Les ovations et les chants en provenance du Parc des Princes ont traversé les allées de Roland-Garros, mais ce sont surtout les feux d’artifice, visibles à plusieurs centaines de mètres, qui ont annoncé la bonne nouvelle. Pas d’images, seulement des sons. Comme l’année précédente lors de la finale PSG – Inter Milan (5-0), l’organisation du tournoi n’avait prévu aucun dispositif pour permettre aux amateurs de football de suivre la rencontre depuis les courts.

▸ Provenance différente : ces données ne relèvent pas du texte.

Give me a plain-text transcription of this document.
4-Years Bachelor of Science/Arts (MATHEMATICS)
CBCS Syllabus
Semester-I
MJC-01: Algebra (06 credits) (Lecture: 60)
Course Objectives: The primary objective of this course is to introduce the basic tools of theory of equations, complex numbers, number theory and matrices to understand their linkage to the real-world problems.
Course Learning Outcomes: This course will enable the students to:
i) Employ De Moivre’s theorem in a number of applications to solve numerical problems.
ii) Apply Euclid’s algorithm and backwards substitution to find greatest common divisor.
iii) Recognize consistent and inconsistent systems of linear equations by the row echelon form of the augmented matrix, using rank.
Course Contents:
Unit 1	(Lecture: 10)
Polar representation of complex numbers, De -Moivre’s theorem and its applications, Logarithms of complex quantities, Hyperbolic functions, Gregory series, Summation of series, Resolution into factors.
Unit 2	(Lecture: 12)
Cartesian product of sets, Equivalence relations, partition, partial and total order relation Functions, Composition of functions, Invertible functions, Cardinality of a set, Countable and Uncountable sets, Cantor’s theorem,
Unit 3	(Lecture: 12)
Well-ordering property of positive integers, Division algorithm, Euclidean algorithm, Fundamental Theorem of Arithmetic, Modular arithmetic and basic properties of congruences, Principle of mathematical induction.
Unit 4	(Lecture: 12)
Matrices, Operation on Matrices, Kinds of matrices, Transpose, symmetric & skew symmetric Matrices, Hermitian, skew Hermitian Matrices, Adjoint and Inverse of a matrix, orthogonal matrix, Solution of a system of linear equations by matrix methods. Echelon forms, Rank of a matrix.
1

Une salle de presse transformée en point de rassemblement
Entre 18 et 21 heures, Roland-Garros est resté fidèle à son atmosphère feutrée, comme si la finale de Ligue des champions n’existait pas face à la passion du tennis qui anime ce lieu deux semaines par an. Quelques rares spectateurs arboraient fièrement des maillots du PSG floqués Kimpembe ou Pauleta, et deux ou trois supporters d’Arsenal, dont l’un portait celui de Bergkamp, témoignaient de la diversité des passions présentes.